Guy Gunaratne interview

In this Man Booker 2018 longlisted author interview Guy Gunaratne tells us that the idea for In Our Mad and Furious City came from Gunaratne being disturbed by our collective reactions toward extremism and that his follow up book will be a story about a father and son.

 

What’s it like being on the longlist for the first time?
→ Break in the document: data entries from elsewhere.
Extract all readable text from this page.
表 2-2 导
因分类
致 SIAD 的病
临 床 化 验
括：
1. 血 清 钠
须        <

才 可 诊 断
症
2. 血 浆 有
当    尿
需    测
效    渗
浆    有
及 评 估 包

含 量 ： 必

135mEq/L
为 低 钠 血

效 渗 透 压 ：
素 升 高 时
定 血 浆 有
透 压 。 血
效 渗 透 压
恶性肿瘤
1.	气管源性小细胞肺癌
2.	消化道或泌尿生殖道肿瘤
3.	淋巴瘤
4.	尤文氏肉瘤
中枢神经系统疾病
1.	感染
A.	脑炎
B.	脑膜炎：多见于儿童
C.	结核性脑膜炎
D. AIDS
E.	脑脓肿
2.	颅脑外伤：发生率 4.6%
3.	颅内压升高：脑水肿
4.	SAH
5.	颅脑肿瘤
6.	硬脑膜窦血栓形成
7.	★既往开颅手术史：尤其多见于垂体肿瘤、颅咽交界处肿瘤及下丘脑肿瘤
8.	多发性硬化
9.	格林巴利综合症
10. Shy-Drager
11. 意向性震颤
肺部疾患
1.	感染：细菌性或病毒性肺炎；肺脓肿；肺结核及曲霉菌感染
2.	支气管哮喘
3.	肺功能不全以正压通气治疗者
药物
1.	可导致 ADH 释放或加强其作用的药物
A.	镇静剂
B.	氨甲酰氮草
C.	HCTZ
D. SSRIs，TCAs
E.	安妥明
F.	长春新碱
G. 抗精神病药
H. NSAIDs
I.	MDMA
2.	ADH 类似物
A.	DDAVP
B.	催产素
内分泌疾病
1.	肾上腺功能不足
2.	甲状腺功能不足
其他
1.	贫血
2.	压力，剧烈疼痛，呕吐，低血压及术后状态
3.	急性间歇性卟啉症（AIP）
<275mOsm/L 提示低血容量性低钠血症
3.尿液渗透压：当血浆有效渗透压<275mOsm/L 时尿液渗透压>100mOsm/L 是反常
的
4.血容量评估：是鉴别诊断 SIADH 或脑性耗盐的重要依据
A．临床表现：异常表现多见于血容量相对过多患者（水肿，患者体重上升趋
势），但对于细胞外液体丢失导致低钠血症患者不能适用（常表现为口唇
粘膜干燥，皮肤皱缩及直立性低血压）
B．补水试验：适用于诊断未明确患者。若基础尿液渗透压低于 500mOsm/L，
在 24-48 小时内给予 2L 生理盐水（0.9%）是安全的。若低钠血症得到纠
Oddly calming once the initial excitement settles. All I’ve ever needed is a little quiet and some space in which to write. I have a sense that with this happening for my first novel, it comes with certain affordances for my next. I may be wrong. But perhaps I’ll have a little more time, the sort of elbow room that isn’t usually afforded to new novelists. If so, I’m glad of that. And what a list - all these books have something bold to say about the world and about fiction. It’s a privilege to be named among them.

 

What inspired the novel?

Inspiration may not be the right word. I usually write toward what disturbs me, animates me about something or other. With this novel I was disturbed by our collective reactions toward extremism – be that in the form of terrorist attacks or other forms of fanaticism and zealotry – it seems to always lead, quite understandably, toward a resolute disassociation from the extremist. As if the young men who carry out so-called ‘lone-wolf’ attacks in London or Manchester for example, are monsters and always have been. It comforts us to paint them this way. We seem to believe that their obsessions have nothing to do with our very human compulsion toward extremes. I wanted to interrogate that. I had a sense after the Lee Rigby killing in 2013 that there may be a need to confront parts of ourselves in our monsters. Add to this, an entirely personal need to play with vernacular and look at the inheritance of dialects in a city like London, which to me, has always been a playground for language.

 

There are three main characters in the book. Is there one in particular that you relate to the most? Were your friendships growing up like theirs?

I relate to all of four of the main voices in the book. The three young men are closest to my experience of growing up in London. But there are elements in Caroline and Nelson, their habits, quirks, their relationships to those around them, that I recognise in people I’ve loved and have known.

 

Favourite Man Booker-winning novel?

Disgrace is always up there. I’ve been re-reading it. The God of Small Things showed me how the very best books teach a reader how to read them. Similarly, I owe James Kelman a debt. His book How Late It Was, How Late challenged me to be brave in how to render dialect. There’s three for you.

 

What are you working on next?

A strange, jangly modern day picaresque, I think. Mulching together Arabic and European poetry. That’s what I’ve been telling people at least. It’s really just a story about a father and son.